Sampa squeezed hesitantly through the half-open stall door. Shon Ju’s head was leaning to the left, his jade-studded ear trapped against the wall of the toilet cubicle. With the screwed-up face of someone about to touch a live power line, the boy placed his hands on either side of Shon’s head. He paused; the man didn’t stir. Sampa turned the slack-jowled face to the other side. With shaking fingers, he pinched the first jade earring and worked the backing free.

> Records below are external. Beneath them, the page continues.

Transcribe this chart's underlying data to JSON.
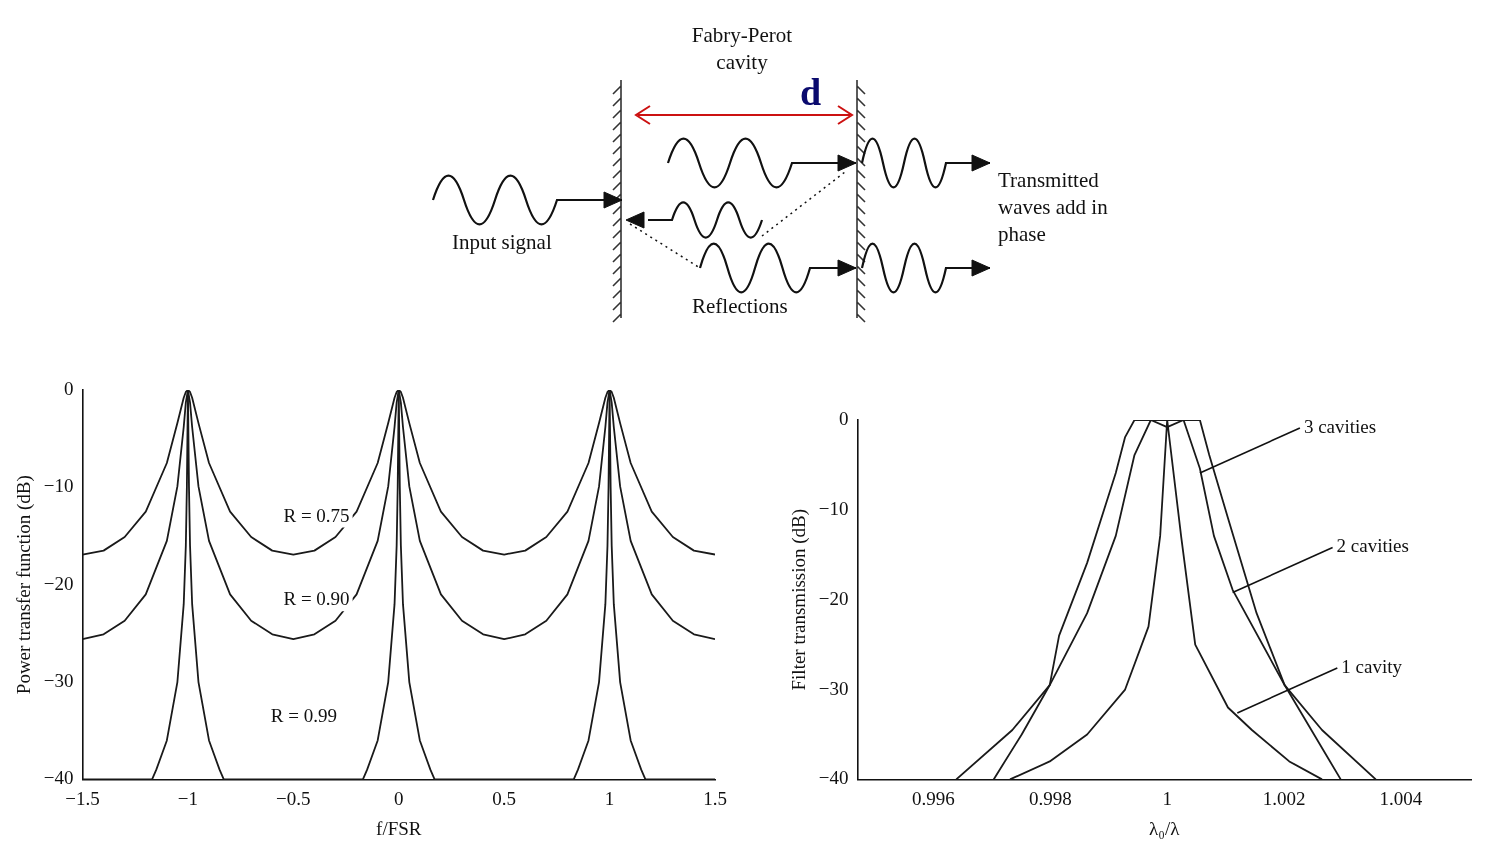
{
  "chart_data": [
    {
      "type": "other",
      "annotations": [
        "Fabry-Perot cavity",
        "d",
        "Input signal",
        "Reflections",
        "Transmitted waves add in phase"
      ]
    },
    {
      "type": "line",
      "xlabel": "f/FSR",
      "ylabel": "Power transfer function (dB)",
      "xlim": [
        -1.5,
        1.5
      ],
      "ylim": [
        -40,
        0
      ],
      "xticks": [
        -1.5,
        -1,
        -0.5,
        0,
        0.5,
        1,
        1.5
      ],
      "yticks": [
        -40,
        -30,
        -20,
        -10,
        0
      ],
      "grid": false,
      "series": [
        {
          "color": "#1a1a1a",
          "x": [
            -1.5,
            -1.4,
            -1.3,
            -1.2,
            -1.1,
            -1.05,
            -1.02,
            -1.01,
            -1,
            -0.99,
            -0.98,
            -0.95,
            -0.9,
            -0.8,
            -0.7,
            -0.6,
            -0.5,
            -0.4,
            -0.3,
            -0.2,
            -0.1,
            -0.05,
            -0.02,
            -0.01,
            0,
            0.01,
            0.02,
            0.05,
            0.1,
            0.2,
            0.3,
            0.4,
            0.5,
            0.6,
            0.7,
            0.8,
            0.9,
            0.95,
            0.98,
            0.99,
            1,
            1.01,
            1.02,
            1.05,
            1.1,
            1.2,
            1.3,
            1.4,
            1.5
          ],
          "values": [
            -16.9,
            -16.5,
            -15.1,
            -12.5,
            -7.5,
            -3.4,
            -0.8,
            -0.2,
            0,
            -0.2,
            -0.8,
            -3.4,
            -7.5,
            -12.5,
            -15.1,
            -16.5,
            -16.9,
            -16.5,
            -15.1,
            -12.5,
            -7.5,
            -3.4,
            -0.8,
            -0.2,
            0,
            -0.2,
            -0.8,
            -3.4,
            -7.5,
            -12.5,
            -15.1,
            -16.5,
            -16.9,
            -16.5,
            -15.1,
            -12.5,
            -7.5,
            -3.4,
            -0.8,
            -0.2,
            0,
            -0.2,
            -0.8,
            -3.4,
            -7.5,
            -12.5,
            -15.1,
            -16.5,
            -16.9
          ]
        },
        {
          "color": "#1a1a1a",
          "x": [
            -1.5,
            -1.4,
            -1.3,
            -1.2,
            -1.1,
            -1.05,
            -1.02,
            -1.01,
            -1,
            -0.99,
            -0.98,
            -0.95,
            -0.9,
            -0.8,
            -0.7,
            -0.6,
            -0.5,
            -0.4,
            -0.3,
            -0.2,
            -0.1,
            -0.05,
            -0.02,
            -0.01,
            0,
            0.01,
            0.02,
            0.05,
            0.1,
            0.2,
            0.3,
            0.4,
            0.5,
            0.6,
            0.7,
            0.8,
            0.9,
            0.95,
            0.98,
            0.99,
            1,
            1.01,
            1.02,
            1.05,
            1.1,
            1.2,
            1.3,
            1.4,
            1.5
          ],
          "values": [
            -25.6,
            -25.1,
            -23.7,
            -21,
            -15.5,
            -9.9,
            -3.8,
            -1.3,
            0,
            -1.3,
            -3.8,
            -9.9,
            -15.5,
            -21,
            -23.7,
            -25.1,
            -25.6,
            -25.1,
            -23.7,
            -21,
            -15.5,
            -9.9,
            -3.8,
            -1.3,
            0,
            -1.3,
            -3.8,
            -9.9,
            -15.5,
            -21,
            -23.7,
            -25.1,
            -25.6,
            -25.1,
            -23.7,
            -21,
            -15.5,
            -9.9,
            -3.8,
            -1.3,
            0,
            -1.3,
            -3.8,
            -9.9,
            -15.5,
            -21,
            -23.7,
            -25.1,
            -25.6
          ]
        },
        {
          "color": "#1a1a1a",
          "x": [
            -1.5,
            -1.17,
            -1.15,
            -1.1,
            -1.05,
            -1.02,
            -1.01,
            -1.005,
            -1,
            -0.995,
            -0.99,
            -0.98,
            -0.95,
            -0.9,
            -0.85,
            -0.83,
            -0.17,
            -0.15,
            -0.1,
            -0.05,
            -0.02,
            -0.01,
            -0.005,
            0,
            0.005,
            0.01,
            0.02,
            0.05,
            0.1,
            0.15,
            0.17,
            0.83,
            0.85,
            0.9,
            0.95,
            0.98,
            0.99,
            0.995,
            1,
            1.005,
            1.01,
            1.02,
            1.05,
            1.1,
            1.15,
            1.17,
            1.5
          ],
          "values": [
            -40,
            -40,
            -39,
            -36,
            -30,
            -22,
            -16,
            -10,
            0,
            -10,
            -16,
            -22,
            -30,
            -36,
            -39,
            -40,
            -40,
            -39,
            -36,
            -30,
            -22,
            -16,
            -10,
            0,
            -10,
            -16,
            -22,
            -30,
            -36,
            -39,
            -40,
            -40,
            -39,
            -36,
            -30,
            -22,
            -16,
            -10,
            0,
            -10,
            -16,
            -22,
            -30,
            -36,
            -39,
            -40,
            -40
          ]
        }
      ],
      "annotations": [
        "R = 0.75",
        "R = 0.90",
        "R = 0.99"
      ]
    },
    {
      "type": "line",
      "xlabel": "λ₀/λ",
      "ylabel": "Filter transmission (dB)",
      "xlim": [
        0.9947,
        1.0052
      ],
      "ylim": [
        -40,
        0
      ],
      "xticks": [
        0.996,
        0.998,
        1,
        1.002,
        1.004
      ],
      "yticks": [
        -40,
        -30,
        -20,
        -10,
        0
      ],
      "grid": false,
      "series": [
        {
          "color": "#1a1a1a",
          "x": [
            0.99731,
            0.99799,
            0.99863,
            0.99928,
            0.99968,
            0.99988,
            1,
            1.00024,
            1.00048,
            1.00104,
            1.00145,
            1.00209,
            1.00265
          ],
          "values": [
            -40,
            -38,
            -35,
            -30,
            -23,
            -12.9,
            0,
            -13,
            -25,
            -32,
            -34.5,
            -38,
            -40
          ]
        },
        {
          "color": "#1a1a1a",
          "x": [
            0.99703,
            0.99751,
            0.99799,
            0.99863,
            0.99912,
            0.99944,
            0.99972,
            1,
            1.00028,
            1.00056,
            1.0008,
            1.00112,
            1.00201,
            1.00297
          ],
          "values": [
            -40,
            -35,
            -29.5,
            -21.5,
            -12.9,
            -3.9,
            0,
            -0.8,
            0,
            -5.4,
            -12.9,
            -18.9,
            -29.5,
            -40
          ]
        },
        {
          "color": "#1a1a1a",
          "x": [
            0.99639,
            0.99735,
            0.99799,
            0.99815,
            0.99863,
            0.99912,
            0.99928,
            0.99944,
            1,
            1.00056,
            1.00072,
            1.00104,
            1.00153,
            1.00201,
            1.00265,
            1.00357
          ],
          "values": [
            -40,
            -34.5,
            -29.5,
            -24,
            -15.9,
            -5.9,
            -1.9,
            0,
            0,
            0,
            -3.9,
            -10.9,
            -21.5,
            -29.5,
            -34.5,
            -40
          ]
        }
      ],
      "annotations": [
        {
          "text": "3 cavities",
          "x": 1.00056,
          "y": -5.9
        },
        {
          "text": "2 cavities",
          "x": 1.00112,
          "y": -19.2
        },
        {
          "text": "1 cavity",
          "x": 1.0012,
          "y": -32.6
        }
      ]
    }
  ]
}
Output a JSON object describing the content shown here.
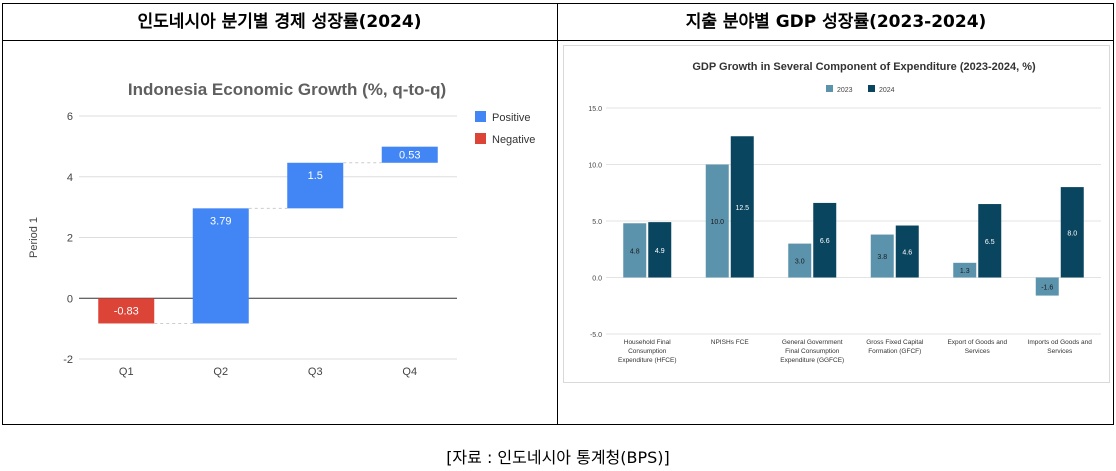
{
  "headers": {
    "left": "인도네시아 분기별 경제 성장률(2024)",
    "right": "지출 분야별 GDP 성장률(2023-2024)"
  },
  "source": "[자료 : 인도네시아 통계청(BPS)]",
  "chart_data": [
    {
      "type": "waterfall",
      "title": "Indonesia Economic Growth (%, q-to-q)",
      "ylabel": "Period 1",
      "xlabel": "",
      "ylim": [
        -2,
        6
      ],
      "yticks": [
        -2,
        0,
        2,
        4,
        6
      ],
      "grid": true,
      "legend": {
        "position": "right",
        "entries": [
          {
            "name": "Positive",
            "color": "#4285F4"
          },
          {
            "name": "Negative",
            "color": "#DB4437"
          }
        ]
      },
      "categories": [
        "Q1",
        "Q2",
        "Q3",
        "Q4"
      ],
      "values": [
        -0.83,
        3.79,
        1.5,
        0.53
      ],
      "labels": [
        "-0.83",
        "3.79",
        "1.5",
        "0.53"
      ]
    },
    {
      "type": "bar",
      "title": "GDP Growth in Several Component of Expenditure (2023-2024, %)",
      "ylim": [
        -5,
        15
      ],
      "yticks": [
        "-5.0",
        "0.0",
        "5.0",
        "10.0",
        "15.0"
      ],
      "grid": true,
      "legend": {
        "position": "top"
      },
      "categories": [
        [
          "Household Final",
          "Consumption",
          "Expenditure (HFCE)"
        ],
        [
          "NPISHs FCE"
        ],
        [
          "General Government",
          "Final Consumption",
          "Expenditure (GGFCE)"
        ],
        [
          "Gross Fixed Capital",
          "Formation (GFCF)"
        ],
        [
          "Export of Goods and",
          "Services"
        ],
        [
          "Imports od Goods and",
          "Services"
        ]
      ],
      "series": [
        {
          "name": "2023",
          "color": "#5b93ad",
          "values": [
            4.8,
            10.0,
            3.0,
            3.8,
            1.3,
            -1.6
          ],
          "labels": [
            "4.8",
            "10.0",
            "3.0",
            "3.8",
            "1.3",
            "-1.6"
          ]
        },
        {
          "name": "2024",
          "color": "#0a4560",
          "values": [
            4.9,
            12.5,
            6.6,
            4.6,
            6.5,
            8.0
          ],
          "labels": [
            "4.9",
            "12.5",
            "6.6",
            "4.6",
            "6.5",
            "8.0"
          ]
        }
      ]
    }
  ]
}
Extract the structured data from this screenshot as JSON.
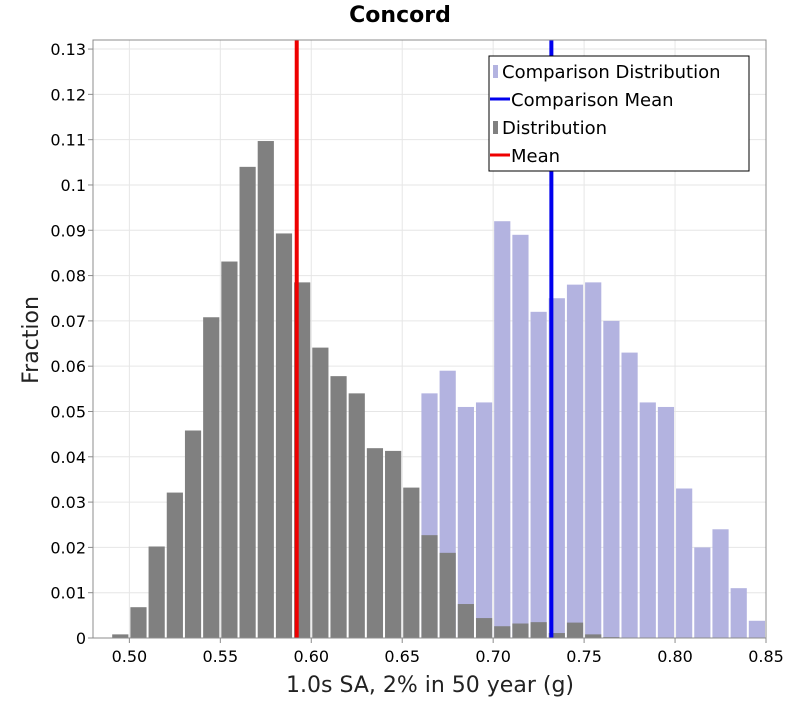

‘Here, use this.’ Bero handed him the empty paper packet. Sampa dropped the jade stud into it and got to work removing the second earring. Bero’s eyes danced between the jade, Shon Ju, the gun, Sampa, again the jade. He took a step forward and held the barrel of the pistol a few inches from the prone man’s temple. It looked distressingly compact and ineffective—a commoner’s weapon. No matter. Shon Ju wasn’t going to be able to Steel or Deflect anything in his state. Sampa would palm the jade and walk out the back door with no one the wiser. Bero would finish his shift and meet up with Sampa afterward. No one would disturb old Shon Ju for hours; it wasn’t the first time the man had passed out drunk in a restroom.

‘Hurry it up,’ Bero said.

Sampa had two of the jade stones off and was working on the third. His fingers dug around in the fold of the man’s fleshy ear. ‘I can’t get this one off.’